“ESG research shows Apache Spark adoption is poised to grow quickly, with 16% of businesses already in production and another 47% very interested in implementing Spark,” said Nik Rouda, senior analyst, ESG. “As such, Spark will power the next wave of big data. Yet enterprises will demand a robust platform to meet their operational requirements. MapR is helping to accelerate Spark by addressing this need.”
The new distribution enables all advanced analytics including batch processing, machine learning, procedural SQL, and graph computation. Because Spark runs seamlessly on MapR it benefits from the platform’s patented enterprise-grade features such as web-scale storage, high availability, mirroring, snapshots, NFS, integrated security, global namespace, etc. This native integration makes it the only reliable and production-ready platform for Spark workloads on-premise and in the cloud.
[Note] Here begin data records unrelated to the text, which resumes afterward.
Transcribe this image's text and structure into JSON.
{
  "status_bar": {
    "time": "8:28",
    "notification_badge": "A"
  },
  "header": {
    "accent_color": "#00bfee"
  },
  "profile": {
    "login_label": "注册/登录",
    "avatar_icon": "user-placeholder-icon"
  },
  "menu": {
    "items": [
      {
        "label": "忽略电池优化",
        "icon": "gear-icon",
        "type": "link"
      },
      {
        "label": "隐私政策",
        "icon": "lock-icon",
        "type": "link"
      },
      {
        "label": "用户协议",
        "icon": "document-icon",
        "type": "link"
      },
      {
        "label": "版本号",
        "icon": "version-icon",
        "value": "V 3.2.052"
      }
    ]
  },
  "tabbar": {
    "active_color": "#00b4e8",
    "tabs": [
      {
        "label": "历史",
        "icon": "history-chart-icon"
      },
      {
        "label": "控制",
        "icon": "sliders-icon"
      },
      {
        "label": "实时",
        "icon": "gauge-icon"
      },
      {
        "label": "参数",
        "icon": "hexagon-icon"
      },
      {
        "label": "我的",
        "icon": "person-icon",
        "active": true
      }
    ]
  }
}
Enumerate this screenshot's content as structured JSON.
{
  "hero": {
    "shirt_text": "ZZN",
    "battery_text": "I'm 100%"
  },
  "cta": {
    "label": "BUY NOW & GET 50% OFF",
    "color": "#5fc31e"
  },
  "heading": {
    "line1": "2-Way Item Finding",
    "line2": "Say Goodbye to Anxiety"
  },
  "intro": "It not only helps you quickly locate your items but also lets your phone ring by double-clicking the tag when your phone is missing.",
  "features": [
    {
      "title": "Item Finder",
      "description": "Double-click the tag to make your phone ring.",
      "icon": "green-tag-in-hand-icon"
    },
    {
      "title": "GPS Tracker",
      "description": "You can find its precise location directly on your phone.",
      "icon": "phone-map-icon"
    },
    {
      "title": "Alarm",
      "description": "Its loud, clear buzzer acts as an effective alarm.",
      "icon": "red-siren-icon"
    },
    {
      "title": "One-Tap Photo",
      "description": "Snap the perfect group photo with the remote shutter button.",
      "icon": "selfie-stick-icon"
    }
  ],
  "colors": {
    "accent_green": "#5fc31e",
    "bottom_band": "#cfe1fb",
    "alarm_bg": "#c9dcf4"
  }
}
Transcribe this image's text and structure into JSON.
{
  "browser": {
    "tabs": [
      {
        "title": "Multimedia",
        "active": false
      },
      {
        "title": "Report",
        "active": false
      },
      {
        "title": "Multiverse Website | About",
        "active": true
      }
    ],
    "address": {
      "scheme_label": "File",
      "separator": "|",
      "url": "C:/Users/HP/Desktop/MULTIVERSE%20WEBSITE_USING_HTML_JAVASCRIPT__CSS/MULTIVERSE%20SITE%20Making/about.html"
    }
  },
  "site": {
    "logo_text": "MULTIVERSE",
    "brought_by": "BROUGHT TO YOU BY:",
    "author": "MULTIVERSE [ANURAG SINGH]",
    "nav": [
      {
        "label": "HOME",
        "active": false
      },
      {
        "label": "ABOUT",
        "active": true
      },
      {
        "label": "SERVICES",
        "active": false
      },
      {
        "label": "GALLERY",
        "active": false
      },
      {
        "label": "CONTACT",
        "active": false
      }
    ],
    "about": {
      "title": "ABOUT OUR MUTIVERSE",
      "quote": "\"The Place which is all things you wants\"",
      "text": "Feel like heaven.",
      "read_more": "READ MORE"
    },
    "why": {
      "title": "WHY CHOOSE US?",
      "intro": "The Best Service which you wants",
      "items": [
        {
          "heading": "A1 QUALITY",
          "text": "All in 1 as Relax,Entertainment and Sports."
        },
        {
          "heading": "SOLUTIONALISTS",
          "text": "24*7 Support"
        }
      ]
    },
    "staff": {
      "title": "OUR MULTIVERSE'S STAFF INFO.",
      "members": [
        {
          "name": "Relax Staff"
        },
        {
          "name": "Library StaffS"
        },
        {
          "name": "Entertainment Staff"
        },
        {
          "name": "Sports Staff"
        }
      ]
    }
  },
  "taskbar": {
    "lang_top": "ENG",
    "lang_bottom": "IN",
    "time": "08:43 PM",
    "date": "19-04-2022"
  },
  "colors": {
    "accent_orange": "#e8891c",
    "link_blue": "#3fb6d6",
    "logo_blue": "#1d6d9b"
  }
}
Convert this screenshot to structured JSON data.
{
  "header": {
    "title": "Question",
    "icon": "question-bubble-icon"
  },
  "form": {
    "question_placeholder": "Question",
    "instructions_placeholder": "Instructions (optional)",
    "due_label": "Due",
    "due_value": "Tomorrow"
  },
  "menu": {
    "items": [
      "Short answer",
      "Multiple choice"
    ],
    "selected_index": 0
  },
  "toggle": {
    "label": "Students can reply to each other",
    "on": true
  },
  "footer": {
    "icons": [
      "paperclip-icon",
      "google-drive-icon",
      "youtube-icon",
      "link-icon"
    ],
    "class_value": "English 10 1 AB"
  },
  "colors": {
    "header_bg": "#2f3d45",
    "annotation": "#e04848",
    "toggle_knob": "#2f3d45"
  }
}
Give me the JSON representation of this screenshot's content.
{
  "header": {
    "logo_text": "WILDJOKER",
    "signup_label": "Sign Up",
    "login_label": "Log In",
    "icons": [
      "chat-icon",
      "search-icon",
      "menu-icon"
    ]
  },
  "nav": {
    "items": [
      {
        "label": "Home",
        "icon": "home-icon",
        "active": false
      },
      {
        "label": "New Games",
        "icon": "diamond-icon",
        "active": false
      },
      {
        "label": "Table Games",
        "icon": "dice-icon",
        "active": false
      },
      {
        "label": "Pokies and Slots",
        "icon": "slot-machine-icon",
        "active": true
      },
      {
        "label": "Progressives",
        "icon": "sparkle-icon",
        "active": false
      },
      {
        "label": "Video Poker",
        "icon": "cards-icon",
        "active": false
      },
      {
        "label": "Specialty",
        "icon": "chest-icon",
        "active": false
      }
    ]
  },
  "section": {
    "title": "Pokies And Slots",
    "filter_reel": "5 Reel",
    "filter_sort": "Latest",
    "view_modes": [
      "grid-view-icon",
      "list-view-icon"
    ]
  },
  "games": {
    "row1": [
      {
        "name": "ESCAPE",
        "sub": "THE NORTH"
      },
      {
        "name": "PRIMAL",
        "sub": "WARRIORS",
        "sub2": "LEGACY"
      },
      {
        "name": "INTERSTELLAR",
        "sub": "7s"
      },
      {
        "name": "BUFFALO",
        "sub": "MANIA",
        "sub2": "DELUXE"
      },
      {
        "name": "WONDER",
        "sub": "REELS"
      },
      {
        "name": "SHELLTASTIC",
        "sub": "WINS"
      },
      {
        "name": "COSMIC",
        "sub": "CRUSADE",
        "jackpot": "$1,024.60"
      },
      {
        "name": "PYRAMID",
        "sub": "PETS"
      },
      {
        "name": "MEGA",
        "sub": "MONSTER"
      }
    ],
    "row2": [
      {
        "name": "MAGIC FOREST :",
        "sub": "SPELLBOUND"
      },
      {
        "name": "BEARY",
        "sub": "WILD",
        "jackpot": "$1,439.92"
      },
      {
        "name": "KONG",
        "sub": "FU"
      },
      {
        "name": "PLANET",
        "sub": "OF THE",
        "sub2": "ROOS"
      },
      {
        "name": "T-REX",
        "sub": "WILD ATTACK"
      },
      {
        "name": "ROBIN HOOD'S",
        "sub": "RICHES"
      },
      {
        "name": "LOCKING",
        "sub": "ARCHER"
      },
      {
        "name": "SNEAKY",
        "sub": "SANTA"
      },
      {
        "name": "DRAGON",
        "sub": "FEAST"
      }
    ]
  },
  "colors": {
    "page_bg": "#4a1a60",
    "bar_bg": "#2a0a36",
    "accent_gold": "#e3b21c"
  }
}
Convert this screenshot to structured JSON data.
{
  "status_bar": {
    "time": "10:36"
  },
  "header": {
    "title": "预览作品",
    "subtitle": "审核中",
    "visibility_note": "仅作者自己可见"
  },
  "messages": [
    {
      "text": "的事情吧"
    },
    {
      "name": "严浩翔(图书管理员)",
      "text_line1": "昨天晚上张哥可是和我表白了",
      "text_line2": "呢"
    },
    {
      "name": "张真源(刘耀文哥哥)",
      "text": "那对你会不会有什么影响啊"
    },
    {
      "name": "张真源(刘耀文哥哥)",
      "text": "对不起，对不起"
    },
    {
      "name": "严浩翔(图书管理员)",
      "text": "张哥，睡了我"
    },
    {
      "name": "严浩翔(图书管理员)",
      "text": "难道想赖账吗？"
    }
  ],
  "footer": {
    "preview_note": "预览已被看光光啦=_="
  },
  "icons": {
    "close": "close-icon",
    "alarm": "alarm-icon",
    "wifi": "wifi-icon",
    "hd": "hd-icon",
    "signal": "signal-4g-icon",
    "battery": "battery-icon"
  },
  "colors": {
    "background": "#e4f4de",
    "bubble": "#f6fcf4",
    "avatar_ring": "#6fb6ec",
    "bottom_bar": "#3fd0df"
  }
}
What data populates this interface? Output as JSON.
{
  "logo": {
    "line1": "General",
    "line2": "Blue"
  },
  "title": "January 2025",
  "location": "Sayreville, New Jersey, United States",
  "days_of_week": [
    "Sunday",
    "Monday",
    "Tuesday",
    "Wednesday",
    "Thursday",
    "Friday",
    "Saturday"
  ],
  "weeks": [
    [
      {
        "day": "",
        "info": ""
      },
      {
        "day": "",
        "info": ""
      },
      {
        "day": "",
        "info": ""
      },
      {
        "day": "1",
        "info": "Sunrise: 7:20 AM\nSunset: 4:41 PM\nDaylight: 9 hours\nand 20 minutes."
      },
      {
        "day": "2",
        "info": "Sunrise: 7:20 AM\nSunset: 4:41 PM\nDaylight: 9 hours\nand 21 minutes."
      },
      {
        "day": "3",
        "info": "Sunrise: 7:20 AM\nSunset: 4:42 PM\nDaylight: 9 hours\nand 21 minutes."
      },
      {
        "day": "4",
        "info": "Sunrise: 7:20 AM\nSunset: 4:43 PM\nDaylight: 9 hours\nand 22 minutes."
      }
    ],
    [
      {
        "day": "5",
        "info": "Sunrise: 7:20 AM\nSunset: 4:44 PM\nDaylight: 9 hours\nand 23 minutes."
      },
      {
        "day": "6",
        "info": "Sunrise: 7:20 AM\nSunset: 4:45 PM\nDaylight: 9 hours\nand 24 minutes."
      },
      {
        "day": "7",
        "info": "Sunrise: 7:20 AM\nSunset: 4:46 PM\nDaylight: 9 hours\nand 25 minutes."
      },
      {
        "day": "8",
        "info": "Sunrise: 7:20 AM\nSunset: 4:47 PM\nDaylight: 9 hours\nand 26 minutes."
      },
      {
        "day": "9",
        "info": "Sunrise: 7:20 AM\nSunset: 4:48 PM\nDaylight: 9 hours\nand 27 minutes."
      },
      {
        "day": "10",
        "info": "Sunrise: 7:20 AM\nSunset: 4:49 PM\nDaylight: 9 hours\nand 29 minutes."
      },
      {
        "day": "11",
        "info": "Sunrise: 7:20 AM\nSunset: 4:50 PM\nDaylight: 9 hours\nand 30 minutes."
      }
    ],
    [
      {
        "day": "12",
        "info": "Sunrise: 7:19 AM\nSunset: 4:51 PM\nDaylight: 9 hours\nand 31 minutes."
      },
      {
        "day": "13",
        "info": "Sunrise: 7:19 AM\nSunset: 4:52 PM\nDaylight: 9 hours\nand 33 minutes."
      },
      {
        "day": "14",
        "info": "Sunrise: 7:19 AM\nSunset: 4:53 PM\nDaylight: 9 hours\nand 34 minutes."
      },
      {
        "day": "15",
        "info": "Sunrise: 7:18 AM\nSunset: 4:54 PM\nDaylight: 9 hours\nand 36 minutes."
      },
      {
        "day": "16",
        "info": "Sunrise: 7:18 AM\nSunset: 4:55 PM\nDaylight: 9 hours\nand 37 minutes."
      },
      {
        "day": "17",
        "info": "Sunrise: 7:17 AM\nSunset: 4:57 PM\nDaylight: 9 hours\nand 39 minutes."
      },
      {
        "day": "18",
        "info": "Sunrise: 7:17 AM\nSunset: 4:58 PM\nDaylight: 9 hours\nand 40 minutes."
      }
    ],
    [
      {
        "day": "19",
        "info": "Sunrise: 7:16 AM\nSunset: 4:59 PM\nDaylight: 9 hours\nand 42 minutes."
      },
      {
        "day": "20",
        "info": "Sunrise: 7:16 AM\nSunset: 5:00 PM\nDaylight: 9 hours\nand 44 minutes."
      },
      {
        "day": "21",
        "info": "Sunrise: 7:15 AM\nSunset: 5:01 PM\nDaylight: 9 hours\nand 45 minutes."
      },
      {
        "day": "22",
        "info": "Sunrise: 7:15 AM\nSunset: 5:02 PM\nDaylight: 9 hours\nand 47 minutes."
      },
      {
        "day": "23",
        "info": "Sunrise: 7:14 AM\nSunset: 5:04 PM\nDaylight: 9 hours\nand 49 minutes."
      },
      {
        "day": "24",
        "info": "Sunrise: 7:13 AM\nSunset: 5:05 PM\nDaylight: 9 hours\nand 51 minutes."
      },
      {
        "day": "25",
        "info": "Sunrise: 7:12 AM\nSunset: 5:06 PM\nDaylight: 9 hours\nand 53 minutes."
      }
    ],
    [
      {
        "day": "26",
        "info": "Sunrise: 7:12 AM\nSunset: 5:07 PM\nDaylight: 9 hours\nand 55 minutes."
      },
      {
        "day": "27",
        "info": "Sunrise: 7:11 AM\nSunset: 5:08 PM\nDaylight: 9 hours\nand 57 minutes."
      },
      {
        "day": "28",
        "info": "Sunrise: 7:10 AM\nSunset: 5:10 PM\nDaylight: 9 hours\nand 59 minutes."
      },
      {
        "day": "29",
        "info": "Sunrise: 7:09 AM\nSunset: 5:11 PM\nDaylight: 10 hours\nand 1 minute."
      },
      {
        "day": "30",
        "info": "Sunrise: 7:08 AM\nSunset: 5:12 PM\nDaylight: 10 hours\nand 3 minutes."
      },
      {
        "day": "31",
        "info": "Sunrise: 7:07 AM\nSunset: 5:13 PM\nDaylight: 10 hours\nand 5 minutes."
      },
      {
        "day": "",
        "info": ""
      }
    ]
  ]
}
Product extensions of the distribution could include real-time streaming and operational analytic capabilities, with MapR-Streams, MapR-DB, and Hadoop as add-ons.
“This is a great example of MapR continued commitment to open source Apache Spark," said John Tripier, senior director of business development, Databricks. "MapR was early to recognise the impact Spark would have on the big data landscape, and we are excited to see them extending the power of Spark for their enterprise customers with this announcement."
“We’ve built this new distribution to make it easier for customers that leverage the power of Spark for their big data initiatives,” said Anoop Dawar, vice president product management, MapR Technologies. “We’ve seen significant growth of customers deploying Spark as their primary compute engine. We believe this gives our customers a converged compute and storage engine for batch, analytics, and real-time processing that helps build and deploy applications rapidly.”